31 Day Challenge: Battlestar Galactica, Day 30: What Did I Think of the Ending?

In the light of recent TV show finales that were awful (sorry, Nikolaj Coster-Waldau, I love you and the actors did a great job, but …), I decided to pull out my DVD collection of Battlestar Galactica and rewatch the finale to see if any of my opinions changed since the last time I did this challenge. And well … it hasn’t.

Over at Brad Ideas, you can read a fairly long – yet well written – piece on what was wrong with the finale; he makes a lot of valid points, none of which I’m going to summarize here, because you should really go read his analysis of the last three episodes. Instead, I’m going to go over what really chapped my ass about the finale.

Like, I didn’t hate it? It obviously wasn’t what I hoped for, but it didn’t fill me with this rabid ire that threatened to eat my soul, like the Game of Thrones ending did. They found “Earth,” which was really the goal of the entire series, the Cylons weren’t really so much defeated as they were assimilated, and most of the characters I loved had at least somewhat satisfying endings. But that doesn’t mean the ending was good.

If they had stopped right as the remnants of humanity and Cylon began to colonize the world, intermingling with the humans already on this new planet, I would have been fine. Not 100% satisfied, sure, but I would have just rolled my eyes and moved onto watching reruns of Deep Space Nine. But then, like the many endings of Lord of the Rings, the writers hamfistedly roped in that “what has happened will happen again” thing that everybody repeated seemingly ad nauseum throughout the series and turned Battlestar Galactica into a freaking allegory. And I get that the original series was based on Mormon doctrine, but … I mean, they changed a lot of the original series, so why did they feel this was the thing they needed to keep? Honestly, I really felt like they were taking a page out of Harvey Weinstein’s (ugh, I hate that I am mentioning this asshole here, but he did say it) Snowpiercer playbook, like we couldn’t get what they were trying to say unless they dumbed it down for us, with Head-Six and Head-Baltar ambling around a city and showing us that we were just following down the same path as “our ancestors.”

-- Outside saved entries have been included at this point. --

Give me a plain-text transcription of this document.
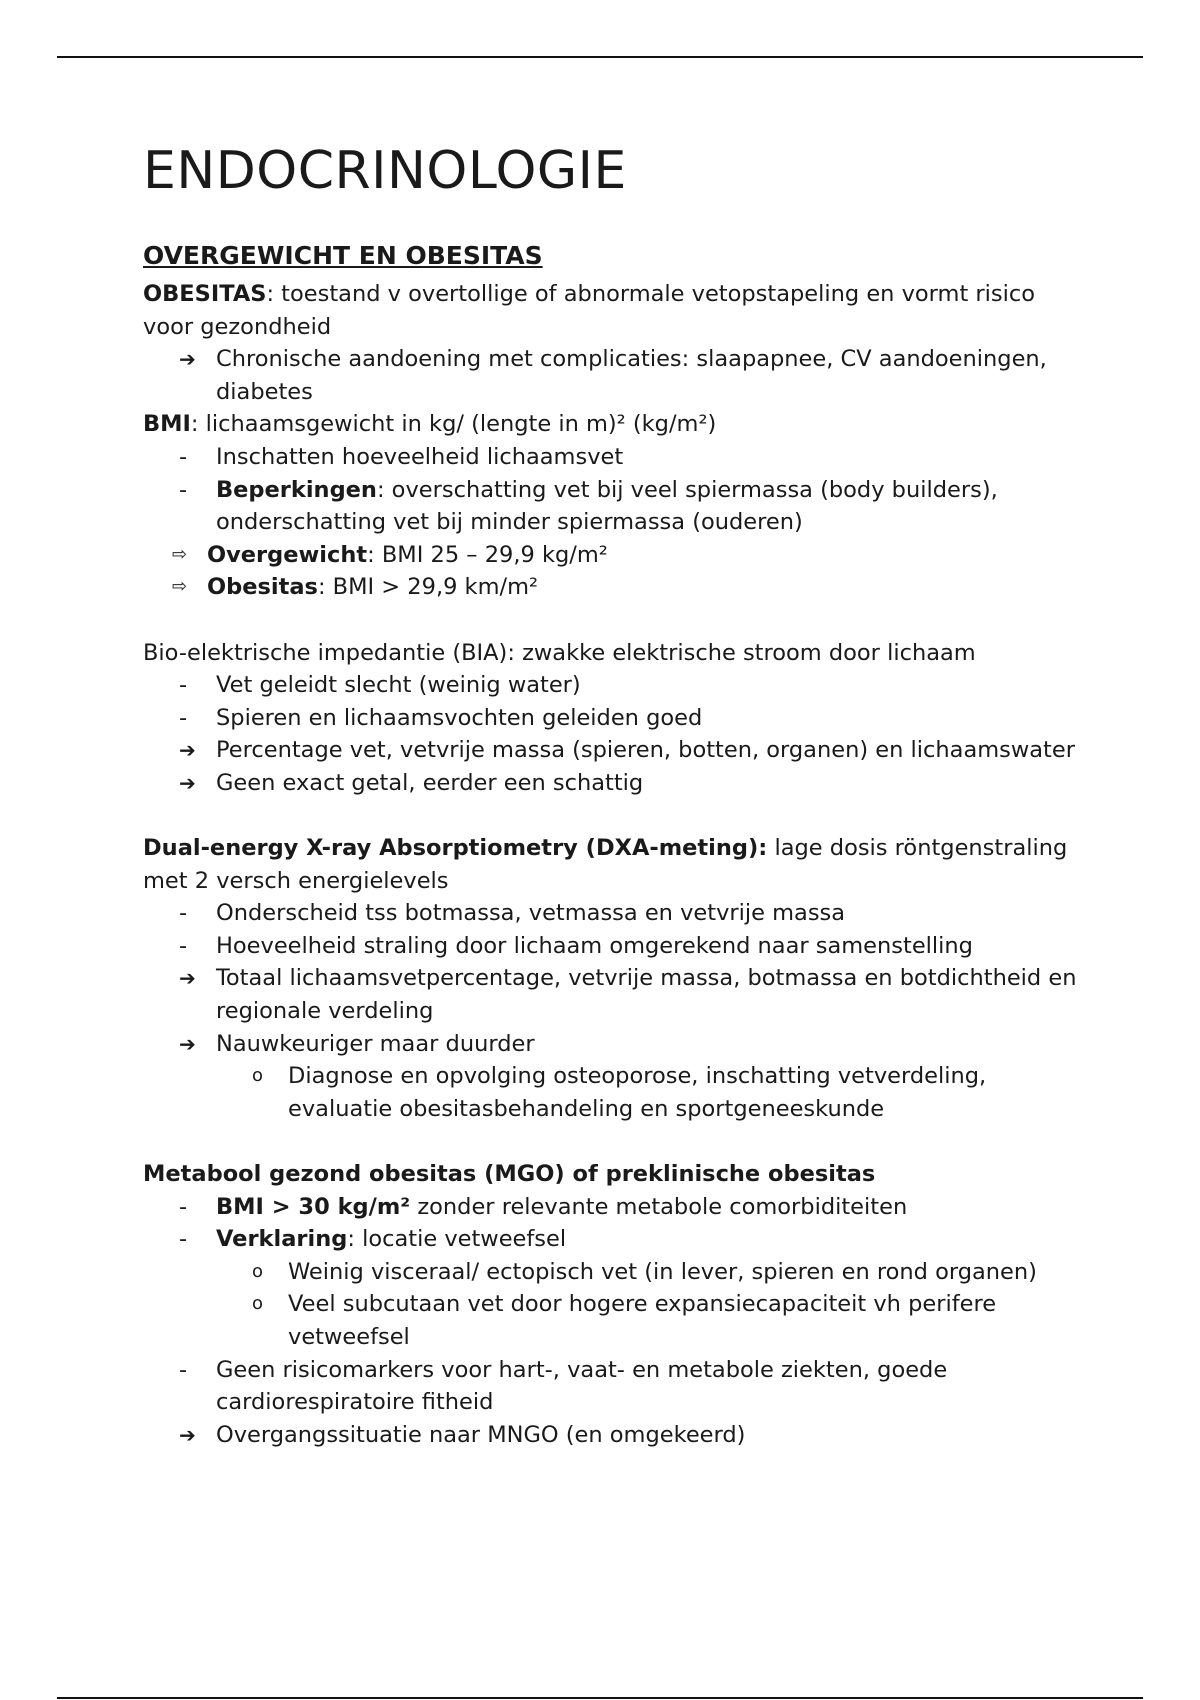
ENDOCRINOLOGIE
OVERGEWICHT EN OBESITAS

OBESITAS: toestand v overtollige of abnormale vetopstapeling en vormt risico voor gezondheid

➔ Chronische aandoening met complicaties: slaapapnee, CV aandoeningen, diabetes

BMI: lichaamsgewicht in kg/ (lengte in m)² (kg/m²)

- Inschatten hoeveelheid lichaamsvet
- Beperkingen: overschatting vet bij veel spiermassa (body builders), onderschatting vet bij minder spiermassa (ouderen)
⇨ Overgewicht: BMI 25 – 29,9 kg/m²
⇨ Obesitas: BMI > 29,9 km/m²

Bio-elektrische impedantie (BIA): zwakke elektrische stroom door lichaam

- Vet geleidt slecht (weinig water)
- Spieren en lichaamsvochten geleiden goed
➔ Percentage vet, vetvrije massa (spieren, botten, organen) en lichaamswater
➔ Geen exact getal, eerder een schattig

Dual-energy X-ray Absorptiometry (DXA-meting): lage dosis röntgenstraling met 2 versch energielevels

- Onderscheid tss botmassa, vetmassa en vetvrije massa
- Hoeveelheid straling door lichaam omgerekend naar samenstelling
➔ Totaal lichaamsvetpercentage, vetvrije massa, botmassa en botdichtheid en regionale verdeling
➔ Nauwkeuriger maar duurder
o Diagnose en opvolging osteoporose, inschatting vetverdeling, evaluatie obesitasbehandeling en sportgeneeskunde

Metabool gezond obesitas (MGO) of preklinische obesitas

- BMI > 30 kg/m² zonder relevante metabole comorbiditeiten
- Verklaring: locatie vetweefsel
o Weinig visceraal/ ectopisch vet (in lever, spieren en rond organen)
o Veel subcutaan vet door hogere expansiecapaciteit vh perifere vetweefsel
- Geen risicomarkers voor hart-, vaat- en metabole ziekten, goede cardiorespiratoire fitheid
➔ Overgangssituatie naar MNGO (en omgekeerd)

I just don’t like preachy shit like that. And the show had never been that way before, at least not as overtly as it acted here. Good storytelling has you examining parts of yourself, starts a conversation about the real-world applications it presents. But the writers turned BSG into a very annoying, poorly-planned Aesop’s fable, scolding us like an overly pious parent (kind of like Lee Adama). That’s not why I showed up every week, Ronald Moore and Company.